This year, the deadline to get all your federal taxes sorted by was the 15th of April. Hopefully you managed to get them all in on time and smoothly. However, for some, that’s not always the case.
It is believed that data loss is a big issue that complicates the tax return process for a lot of users. DataRecovery.com, one of the most popular recovery services globally, warned that all financial information should be backed up, especially during tax season.
“We receive several dozen tax-related cases every April,” said Ben Carmitchel, President of DataRecovery.com. “Data loss is always problematic, but it's especially frustrating when our clients face tax penalties due to a hard drive issue or a RAID failure.”
Data loss is not accepted as an excuse for filing your taxes late. If you don’t get them in on time then you’re going to suffer a fine.
Millions of users use their computers to help prepare their taxes. The IRS claim that more than 112 million electronic returns were submitted in 2013, an increase of 3 million from the previous year. Last year, more than 80 percent of tax returns were filed electronically. It’s a figure that is likely to only grow.
Data loss can strike in a number of ways that relate to the tax season. Businesses could find themselves unable to access their payroll data, profit/losses or other financial documents. They could even lose the data that they’ve been compiling on tax preparation programs like Quickbooks or TurboTax.
During the tax season, hard drive failures make up the majority of incidents reported to recovery companies. However, any digital system is capable of losing data. Data stored on servers or in the cloud can be corrupted, either by the system or by user error.

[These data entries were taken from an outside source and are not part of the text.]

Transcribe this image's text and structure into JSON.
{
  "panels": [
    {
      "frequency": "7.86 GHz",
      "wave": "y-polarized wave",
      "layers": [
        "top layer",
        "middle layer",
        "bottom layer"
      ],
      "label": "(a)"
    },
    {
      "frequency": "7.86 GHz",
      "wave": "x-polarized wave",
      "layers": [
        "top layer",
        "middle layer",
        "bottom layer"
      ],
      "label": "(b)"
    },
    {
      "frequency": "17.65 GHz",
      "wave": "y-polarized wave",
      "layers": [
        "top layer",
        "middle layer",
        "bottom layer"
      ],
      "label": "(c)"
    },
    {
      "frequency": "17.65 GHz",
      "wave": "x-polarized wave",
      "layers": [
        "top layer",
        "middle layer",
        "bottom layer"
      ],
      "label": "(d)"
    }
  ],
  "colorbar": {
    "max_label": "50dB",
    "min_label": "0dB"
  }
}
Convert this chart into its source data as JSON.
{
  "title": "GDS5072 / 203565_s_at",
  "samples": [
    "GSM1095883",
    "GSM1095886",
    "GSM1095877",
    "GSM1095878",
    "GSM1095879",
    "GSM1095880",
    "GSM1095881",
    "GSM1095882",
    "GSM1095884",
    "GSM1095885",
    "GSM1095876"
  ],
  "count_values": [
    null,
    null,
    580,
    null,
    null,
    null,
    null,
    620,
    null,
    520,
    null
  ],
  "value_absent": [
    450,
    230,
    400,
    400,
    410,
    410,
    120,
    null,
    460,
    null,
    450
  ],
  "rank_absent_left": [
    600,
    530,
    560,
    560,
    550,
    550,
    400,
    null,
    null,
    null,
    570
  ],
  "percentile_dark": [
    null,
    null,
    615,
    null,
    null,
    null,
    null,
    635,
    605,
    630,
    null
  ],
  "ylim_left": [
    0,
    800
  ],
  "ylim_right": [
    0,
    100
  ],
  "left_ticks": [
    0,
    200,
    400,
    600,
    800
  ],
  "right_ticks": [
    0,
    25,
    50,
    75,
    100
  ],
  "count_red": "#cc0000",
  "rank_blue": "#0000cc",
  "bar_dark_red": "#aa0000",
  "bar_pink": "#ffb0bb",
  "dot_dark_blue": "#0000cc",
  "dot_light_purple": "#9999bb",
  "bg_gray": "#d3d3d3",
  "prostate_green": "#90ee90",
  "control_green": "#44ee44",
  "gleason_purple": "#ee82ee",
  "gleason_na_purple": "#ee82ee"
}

“Back up your data unless you can afford to lose it,” said Carmitchel. “We can recover most cases in less than a day, but we'd much rather help our clients avoid serious data loss in the first place.”
He recommends that you keep at least three digital copies of all your important data. These copies should all be stored on separate physical drives, preferably in different locations (if a natural disaster strikes then it’ll take out all copies), and with suitable encryption to stop unauthorised users accessing any sensitive data.
The IRS says that small businesses should keep all their tax records for seven years and individuals should keep their records for three years. This is so that they can follow up on any of the data should they need to.
Of course, this means that you need to protect your data constantly, not just during tax season. If you keep a tight and efficient backup plan going, then there will be no need for panic when tax season rolls around and your hard drive fails.
Hopefully all of your taxes were handed in on time and without suffering any data loss. Remember, have a backup and recovery plan in place and you’ll save your future self a whole load of potential stress.